Hoy en día cualquiera puede ser víctima o testigo privilegiado de una de estas rocambolescas cacerías humanas tan de moda en los últimos tiempos en un lugar tan apreciado hasta ahora por su libertad como por su libertinaje. En cualquier momento lo que realmente pretendía ser una improvisada y divertida tarde de amigos y familia veraniega puede convertirse por la exclusiva voluntad de este tipo de sanguijuelas en la falsa y tergiversada creación de un romance que tan solo existe en la mente calenturienta del descarriado despojo humano que decide filmarlo para su ulterior venta y difusión sin efectuar verificación o comprobación alguna que evite que la inmoral invención pueda provocar un enorme daño a un número indeterminado de personas. ¿Pero y esto a quien le importa?
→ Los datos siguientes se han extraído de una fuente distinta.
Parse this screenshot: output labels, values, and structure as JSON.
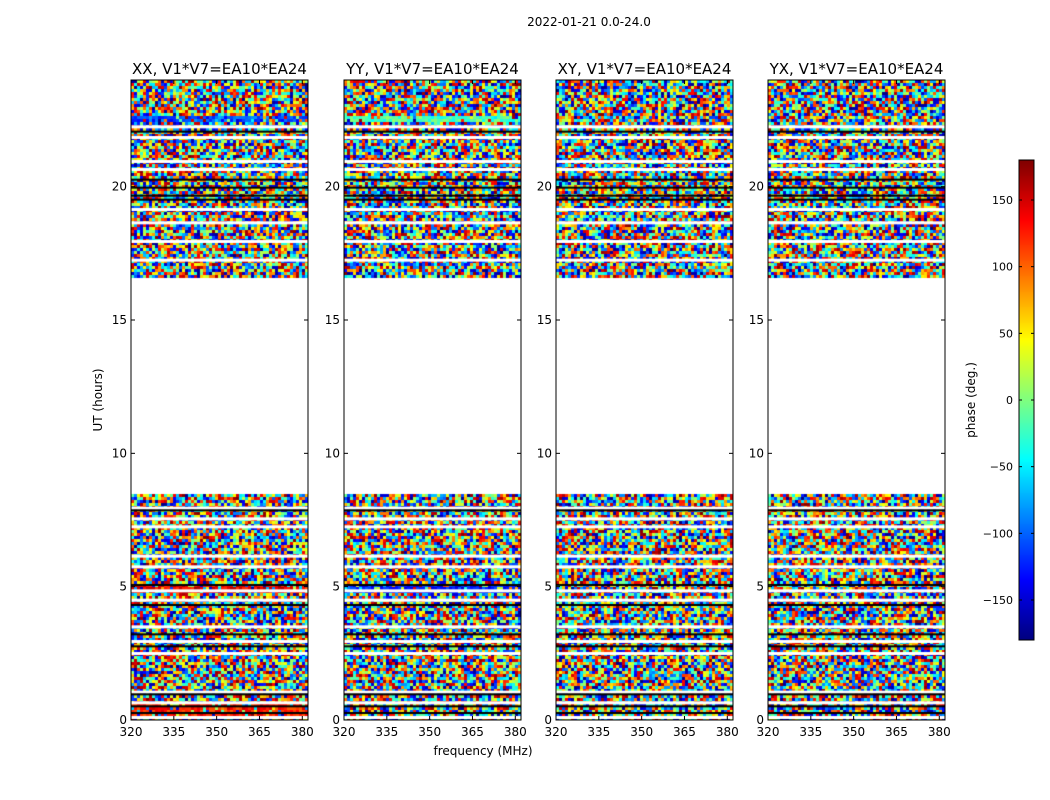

Siempre habrá quien grabe e invente, quien esté dispuesto a comprar las imágenes y a difundirlas para rellenar horas de contenido sin sentido, pero también, y esto es lo más preocupante de todo, quien esté deseoso de deleitarse con esta deleznable carnaza que engulle a bocados sin cuestionarse ni remotamente su veracidad.
Dios tendrá la ocasión de castigar debidamente estos despreciables actos llegado el momento, como también los juzgados y tribunales integrantes de nuestro poder judicial cuando conozcan de las acciones que en tal sentido se ejerciten por los legítimos titulares de los derechos vulnerados. Porque al igual que no es posible librarse de la justicia divina tampoco lo es de la terrenal por muy lenta que ésta sea. Mientras esto ocurre no podemos permanecer en silencio y mantenernos escondidos observando como unos pocos se lucran con la vida de otros muchos. El haber alcanzado notoriedad y holgados emolumentos por el arte que se tenga, la profesión que se ejerza o por el cuerpo que se luzca, no puede servir de excusa espuria para justificar un constante acoso y derribo, difamación o hasta la simple mofa o denigración. Quien actúa así tan solo puede ser visto por los demás como un pobre desalmado sin compasión, como un cáncer que hay que extirpar de la sociedad de forma inmediata, como un temerario terrorista que atenta contra los derechos más esenciales de quienes nos visitan y, en definitiva, como un prescindible grupo de repugnantes y aterradores seres que merecen el mismo adjetivo que los integrantes de aquella ochentera pandilla de los cromos.